Sarah McIlduff

Personal information
- Born: June 8, 1987 (age 39) Park Ridge, Illinois, U.S.

Medal record
Women's rowing
Representing United States
World Rowing Championships
| Gold medal – first place | 2011 Bled | W4- |

= Sarah McIlduff =

American rower (born 1987)

Sarah McIlduff (née Zelenka; born June 8, 1987) is an American rower. She was a member of the 2012 US Summer Olympic team, having competed in the women's pair race.

== Biography ==
Zelenka was born in Park Ridge, Illinois on June 8, 1987. She was a basketball player at Lake Park High School.
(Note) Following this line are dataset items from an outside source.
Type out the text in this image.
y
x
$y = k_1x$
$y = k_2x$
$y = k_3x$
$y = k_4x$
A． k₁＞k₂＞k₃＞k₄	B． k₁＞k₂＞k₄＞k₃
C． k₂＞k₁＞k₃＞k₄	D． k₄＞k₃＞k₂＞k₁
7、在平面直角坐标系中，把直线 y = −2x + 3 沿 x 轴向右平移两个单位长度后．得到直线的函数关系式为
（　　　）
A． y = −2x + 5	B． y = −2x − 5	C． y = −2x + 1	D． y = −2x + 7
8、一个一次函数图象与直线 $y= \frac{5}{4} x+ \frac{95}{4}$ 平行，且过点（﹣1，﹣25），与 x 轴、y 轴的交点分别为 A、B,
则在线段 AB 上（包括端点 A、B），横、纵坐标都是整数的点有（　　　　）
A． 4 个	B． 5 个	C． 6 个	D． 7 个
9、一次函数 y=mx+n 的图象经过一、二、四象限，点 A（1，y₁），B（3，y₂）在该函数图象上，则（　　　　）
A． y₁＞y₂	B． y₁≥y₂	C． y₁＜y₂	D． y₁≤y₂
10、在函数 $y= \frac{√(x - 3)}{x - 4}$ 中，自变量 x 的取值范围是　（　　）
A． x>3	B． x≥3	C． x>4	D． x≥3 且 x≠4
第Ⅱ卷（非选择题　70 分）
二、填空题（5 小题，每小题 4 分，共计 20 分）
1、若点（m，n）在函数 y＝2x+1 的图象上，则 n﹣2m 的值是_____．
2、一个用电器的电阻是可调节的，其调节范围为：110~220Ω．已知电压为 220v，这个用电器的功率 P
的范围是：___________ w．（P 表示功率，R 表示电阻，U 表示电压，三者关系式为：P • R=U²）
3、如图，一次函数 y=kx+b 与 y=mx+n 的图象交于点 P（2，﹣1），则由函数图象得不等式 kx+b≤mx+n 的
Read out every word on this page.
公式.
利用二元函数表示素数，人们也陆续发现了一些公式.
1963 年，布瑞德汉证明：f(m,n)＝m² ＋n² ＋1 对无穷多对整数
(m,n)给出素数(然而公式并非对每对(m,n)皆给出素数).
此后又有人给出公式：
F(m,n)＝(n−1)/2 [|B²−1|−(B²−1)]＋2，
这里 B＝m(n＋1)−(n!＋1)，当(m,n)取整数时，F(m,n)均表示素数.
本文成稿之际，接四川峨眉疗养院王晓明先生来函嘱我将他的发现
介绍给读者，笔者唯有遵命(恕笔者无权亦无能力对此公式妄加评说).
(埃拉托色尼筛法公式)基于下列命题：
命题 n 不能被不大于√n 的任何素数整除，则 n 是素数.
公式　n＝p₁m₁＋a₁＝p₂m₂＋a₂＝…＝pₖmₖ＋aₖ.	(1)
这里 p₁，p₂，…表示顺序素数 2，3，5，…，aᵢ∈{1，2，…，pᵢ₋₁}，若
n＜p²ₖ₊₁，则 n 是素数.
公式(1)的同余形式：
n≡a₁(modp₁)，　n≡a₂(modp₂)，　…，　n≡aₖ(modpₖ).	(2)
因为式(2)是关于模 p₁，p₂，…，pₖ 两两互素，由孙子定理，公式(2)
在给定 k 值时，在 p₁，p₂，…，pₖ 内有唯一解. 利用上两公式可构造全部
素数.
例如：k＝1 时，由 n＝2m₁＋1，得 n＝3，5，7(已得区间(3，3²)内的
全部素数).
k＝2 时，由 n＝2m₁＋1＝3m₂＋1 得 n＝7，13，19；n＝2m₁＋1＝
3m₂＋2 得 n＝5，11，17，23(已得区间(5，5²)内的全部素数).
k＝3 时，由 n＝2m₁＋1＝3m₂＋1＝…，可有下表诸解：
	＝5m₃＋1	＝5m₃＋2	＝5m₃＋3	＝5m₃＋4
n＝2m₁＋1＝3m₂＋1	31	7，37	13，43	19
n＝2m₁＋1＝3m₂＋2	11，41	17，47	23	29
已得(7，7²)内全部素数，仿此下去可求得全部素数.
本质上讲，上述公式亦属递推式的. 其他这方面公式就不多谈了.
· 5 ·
She started rowing during her freshman year of college at Grand Valley State University. In 2008, Zelenka helped lead Grand Valley's women's eight to the American Collegiate Rowing Association national title. In the 2009 World Rowing Under-23 Championships, she finished sixth in the women's four. In the 2010 World Rowing Cup, Zelenka won golds in the women's four and eight. At the 2011 World Rowing Championships, she won gold in the women's four. With partner Sara Hendershot, Zelenka won the U.S. Olympic trials for the women's pair to qualify for the 2012 Summer Olympics. On July 28, 2012, Zelenka qualified for the Olympic finals with a time of 6:59.29. In the finals, Sarah came in fourth with a time of 7:30.39.